BatesNews: January 2013

In this issue:

1. Campus explores economic justice on MLK Day 2013

2. Bates debuts bold new Bobcat

3. Shifts in student routines may explain H1N1 surge in 2009, Bates researchers find

4. You Can Play video extends Bates leadership in LGBT inclusion

5. Bill Hiss ’66, for whom Bates is a calling, retires after 34 years

6. Audio slide show: ‘Blessed and Dancing’ — Victoria Lowe’s goal of arts and education

7. Multifaith Chaplain Bill Blaine-Wallace to retire in June

8. Mellon Foundation awards $1 million to support learning and teaching innovations

9. Video: ‘Bird’s-Eye Bates’ — see the campus in a high way

10. Multimedia: Bates Outing Club decamps from 84-year-old digs

11. Bates in the News


1. Campus explores economic justice on MLK Day 2013

Spotlighting a less-known aspect of the Rev.
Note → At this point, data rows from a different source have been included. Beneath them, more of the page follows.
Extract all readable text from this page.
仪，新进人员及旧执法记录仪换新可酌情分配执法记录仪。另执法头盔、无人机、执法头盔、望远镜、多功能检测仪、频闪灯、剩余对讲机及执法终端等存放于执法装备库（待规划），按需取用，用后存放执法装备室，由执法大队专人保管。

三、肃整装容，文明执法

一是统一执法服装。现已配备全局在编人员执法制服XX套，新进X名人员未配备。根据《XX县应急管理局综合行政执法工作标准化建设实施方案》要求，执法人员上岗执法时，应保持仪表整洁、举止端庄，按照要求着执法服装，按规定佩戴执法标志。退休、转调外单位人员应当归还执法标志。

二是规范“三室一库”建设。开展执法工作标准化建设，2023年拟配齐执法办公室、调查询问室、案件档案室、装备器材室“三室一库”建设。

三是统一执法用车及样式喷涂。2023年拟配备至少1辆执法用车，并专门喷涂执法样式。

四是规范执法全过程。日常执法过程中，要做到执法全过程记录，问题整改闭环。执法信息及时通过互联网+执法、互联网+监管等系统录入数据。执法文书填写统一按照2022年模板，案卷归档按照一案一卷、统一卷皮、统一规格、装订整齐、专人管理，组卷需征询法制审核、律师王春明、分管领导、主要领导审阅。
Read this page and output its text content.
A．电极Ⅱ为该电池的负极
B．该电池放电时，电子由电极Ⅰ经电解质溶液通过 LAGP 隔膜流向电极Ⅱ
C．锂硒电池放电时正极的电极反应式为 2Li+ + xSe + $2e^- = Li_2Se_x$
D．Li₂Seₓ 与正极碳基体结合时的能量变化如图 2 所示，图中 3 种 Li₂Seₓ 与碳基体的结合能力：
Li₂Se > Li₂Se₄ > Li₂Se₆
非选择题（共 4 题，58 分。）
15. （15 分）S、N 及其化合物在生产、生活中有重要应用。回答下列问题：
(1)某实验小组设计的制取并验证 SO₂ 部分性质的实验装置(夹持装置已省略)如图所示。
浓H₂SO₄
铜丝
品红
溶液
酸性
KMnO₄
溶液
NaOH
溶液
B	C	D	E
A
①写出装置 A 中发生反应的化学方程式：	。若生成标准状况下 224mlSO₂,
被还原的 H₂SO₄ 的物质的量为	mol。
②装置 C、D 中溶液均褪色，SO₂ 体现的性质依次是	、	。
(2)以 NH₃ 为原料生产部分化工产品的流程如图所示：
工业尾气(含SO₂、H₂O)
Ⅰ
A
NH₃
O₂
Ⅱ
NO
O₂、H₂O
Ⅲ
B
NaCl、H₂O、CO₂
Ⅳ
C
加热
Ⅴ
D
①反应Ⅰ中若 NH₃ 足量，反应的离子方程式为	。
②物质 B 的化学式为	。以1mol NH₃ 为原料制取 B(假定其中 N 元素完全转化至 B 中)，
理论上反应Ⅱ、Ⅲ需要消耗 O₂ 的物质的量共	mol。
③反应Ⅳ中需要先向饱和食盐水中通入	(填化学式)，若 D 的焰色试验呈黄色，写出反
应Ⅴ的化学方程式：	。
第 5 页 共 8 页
Martin Luther King Jr.’s work, MLK Day at Bates explored issues of financial inequality and debt. Coverage includes a story about the experiences of athletes outside the lines, an audio slide show featuring the voices of MLK Day, and a summary of the keynote address by Anthea Butler, who says that rhetoric around poverty in America tells us that “helping people [is] a bad word.”


2. Bates debuts bold new Bobcat

Unfurled from the Alumni Gym rafters at halftime of the men’s basketball game on Saturday, the new Bobcat takes its design cue from an outpouring of opinion collected during last fall’s alumni survey. Give us confident and distinguished, you said, and hold the whimsy!


3. Shifts in student routines may explain H1N1 surge in 2009, Bates researchers find

Bates researchers discovered that two campus vaccine clinics held during the 2009 swine flu outbreak actually led to a surge in flu cases. That curious fact (and it had nothing to do with the clinics themselves) is explained in a recent scholarly article by Bates epidemiologist Karen Palin and mathematician Meredith Greer in the Journal of American College Health.


4. You Can Play video extends Bates leadership in LGBT inclusion

Produced by the Bates Communications Office and featuring 19 Bobcat student-athletes, the Bobcat contribution to the national You Can Play video campaign celebrates Bates’ historic commitment to inclusion and its contemporary leadership in LGBT inclusion in college athletics, says President Clayton Spencer, the first college president to participate in a You Can Play video.


5. Bill Hiss ’66, for whom Bates is a calling, retires after 34 years

From his appointment as dean of admission in 1978 to his retirement in 2012, Bill Hiss ’66 was a college leader whose good works made it abundantly clear to alumni, parents and friends that Bates was loved and well-cared for. See a slide show from Hiss’ retirement celebration.


6. Audio slide show: ‘Blessed and Dancing’ — Victoria Lowe’s goal of arts and education

Victoria Lowe ’12, a double major in dance and American cultural studies, discusses her Short Term experience with “Tour, Teach, Perform” in Lewiston-Auburn last spring and her goal of advancing arts education.


7. Multifaith Chaplain Bill Blaine-Wallace to retire in June

The college’s multifaith chaplain since 2006, Blaine-Wallace was praised by President Spencer for the “extraordinary energy, imagination and sensitivity of his service to Bates,” adding that he has “counseled and mentored us as individuals; brought us together in times of both celebration and sorrow; and encouraged our community to pursue the goal of greater social justice through religious, spiritual and cultural attentiveness.”


8. Mellon Foundation awards $1 million to support learning and teaching innovations

On the heels of President Spencer’s prediction in her inaugural address that “success will go to the institutions that engage most robustly and effectively with the forces that are reshaping our world,” specifically the forces changing scholarship and knowledge creation, Bates announced a four-year initiative to foster innovative approaches to teaching and research in the humanities, supported by a recent $1 million grant from The Andrew W. Mellon Foundation.


9. Video: ‘Bird’s-Eye Bates’ — see the campus in a high way

Hop aboard a multicopter for a new perspective on the Bates campus and environs.


10. Multimedia: Bates Outing Club decamps from 84-year-old digs

On the evening of Jan. 9, Bates Outing Club moved their longtime headquarters from Alumni Gym into newly renovated space in Chase Hall. In true can-do BOC spirit, they chose to execute the move mostly themselves.


11. Bates in the News

The New York Times calls the Cooper-Hewitt’s Object of the Day blog, brainchild of Caroline Baumman ’87, one of the coolest new things in the design world. The Sun Journal checks in with Bates’ newest professor and her zebrafish. The magazine International Educator cites a Bates course on the Rwandan genocide as a model for teaching such painful and difficult social-justice topics.